Intertelecom
- Company type: Private limited company
- Industry: Mobile Telecommunications
- Founded: 1998
- Headquarters: Odesa, Ukraine
- Products: Mobile phone services Internet telephony 2G: GSM, MVNO (after 2024), cdmaOne (before 2025) 3G: CDMA2000 1xEV-DO (before 2025)
- Parent: Interdnestrcom
- Website: intertelecom.ua

= Intertelecom =

Telecommunications company in Ukraine

Intertelecom (Інтертелеком) is a telecommunications company in Ukraine that operates as mobile virtual network operator (MVNO) and provides internet telephony. Previously it was the largest CDMA mobile operator in Ukraine, providing voice and data services based on a CDMA2000 technologies in the 800 MHz frequency band.

By 2012 Intertelecom subscriber base reached 1 million active users.

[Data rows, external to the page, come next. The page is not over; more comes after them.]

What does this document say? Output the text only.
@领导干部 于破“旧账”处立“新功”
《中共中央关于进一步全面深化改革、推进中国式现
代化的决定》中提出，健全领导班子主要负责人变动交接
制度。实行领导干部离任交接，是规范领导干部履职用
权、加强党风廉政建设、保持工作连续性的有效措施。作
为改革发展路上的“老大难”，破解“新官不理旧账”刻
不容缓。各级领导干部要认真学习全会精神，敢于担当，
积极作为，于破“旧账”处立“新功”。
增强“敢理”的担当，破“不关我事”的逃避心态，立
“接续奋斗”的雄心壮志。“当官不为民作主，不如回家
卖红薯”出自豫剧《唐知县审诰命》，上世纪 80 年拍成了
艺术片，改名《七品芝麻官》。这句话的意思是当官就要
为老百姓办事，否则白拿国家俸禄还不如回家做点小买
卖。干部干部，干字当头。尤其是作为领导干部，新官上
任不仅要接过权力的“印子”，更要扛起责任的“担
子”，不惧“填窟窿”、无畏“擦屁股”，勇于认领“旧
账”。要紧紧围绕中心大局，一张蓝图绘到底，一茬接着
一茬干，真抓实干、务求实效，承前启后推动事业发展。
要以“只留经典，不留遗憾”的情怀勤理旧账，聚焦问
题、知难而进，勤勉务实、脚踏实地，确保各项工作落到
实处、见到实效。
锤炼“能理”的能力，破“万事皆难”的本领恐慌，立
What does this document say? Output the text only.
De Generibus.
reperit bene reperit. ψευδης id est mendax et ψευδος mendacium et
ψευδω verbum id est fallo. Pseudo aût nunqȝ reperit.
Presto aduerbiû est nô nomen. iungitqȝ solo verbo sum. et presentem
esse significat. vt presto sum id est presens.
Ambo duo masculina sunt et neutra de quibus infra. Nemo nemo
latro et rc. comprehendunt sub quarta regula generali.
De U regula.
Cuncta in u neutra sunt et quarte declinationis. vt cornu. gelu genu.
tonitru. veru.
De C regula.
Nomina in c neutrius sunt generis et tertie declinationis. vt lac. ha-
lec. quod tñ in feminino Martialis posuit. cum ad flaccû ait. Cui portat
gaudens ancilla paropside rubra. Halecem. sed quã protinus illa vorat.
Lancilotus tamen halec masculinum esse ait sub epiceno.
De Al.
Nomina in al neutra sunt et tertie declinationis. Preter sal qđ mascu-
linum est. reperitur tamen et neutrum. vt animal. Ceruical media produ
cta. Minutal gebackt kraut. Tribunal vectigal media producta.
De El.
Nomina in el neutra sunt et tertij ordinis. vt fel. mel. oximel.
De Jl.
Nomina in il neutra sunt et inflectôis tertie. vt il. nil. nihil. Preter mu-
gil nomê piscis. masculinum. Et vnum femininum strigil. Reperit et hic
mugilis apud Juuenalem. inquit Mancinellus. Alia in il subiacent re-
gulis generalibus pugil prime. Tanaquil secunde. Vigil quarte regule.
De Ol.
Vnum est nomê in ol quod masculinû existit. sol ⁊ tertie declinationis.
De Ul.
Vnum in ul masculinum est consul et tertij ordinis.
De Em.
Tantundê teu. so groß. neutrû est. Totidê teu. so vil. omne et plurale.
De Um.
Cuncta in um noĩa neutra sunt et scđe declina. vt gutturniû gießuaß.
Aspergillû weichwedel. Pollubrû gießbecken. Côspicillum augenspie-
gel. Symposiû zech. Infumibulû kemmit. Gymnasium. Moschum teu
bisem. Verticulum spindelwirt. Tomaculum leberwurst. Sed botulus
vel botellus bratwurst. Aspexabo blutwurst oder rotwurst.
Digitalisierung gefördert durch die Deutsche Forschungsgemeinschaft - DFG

Intertelecom uses local network codes for dialing prefixes as well as the national code +38094.

== Mobile internet ==

By mid-2010 Intertelecom launched CDMA2000 1xEV-DO Rev A network in 24 regions of Ukraine and by 2011 upgraded the network to Rev B. By 2013 Rev B covered more than 71% of the population. On May 22, 2019, it was announced that most tariff plans would change their tariff terms starting June 1, 2019, which will lead to a reduction in the amount of minutes for calls and internet traffic. Internet tariffs with a speed limit will have a speed limit of 64 kilobits per second after the daily Internet traffic is exhausted, instead of 128 kilobits. Unlimited Internet tariff plans (except for the Unlimited Internet tariff plan) will have a daily limit on Internet traffic at the maximum speed.

== Coverage ==

By the year 2012, Intertelecom acquired all existing IS-95 and CDMA2000 1xRTT carriers in Ukraine (except PEOPLEnet) such as its rival CDMA UA, thus expanding its coverage area to the entire Ukrainian territory.

On July 1, 2021, voice service coverage in the majority of regions (except for Odesa and Odesa region) got cancelled

In late 2024 operator started migration of CDMA subscribers into GSM network as MVNO.

On January 1, 2025 remaining CDMA2000 network was shut down.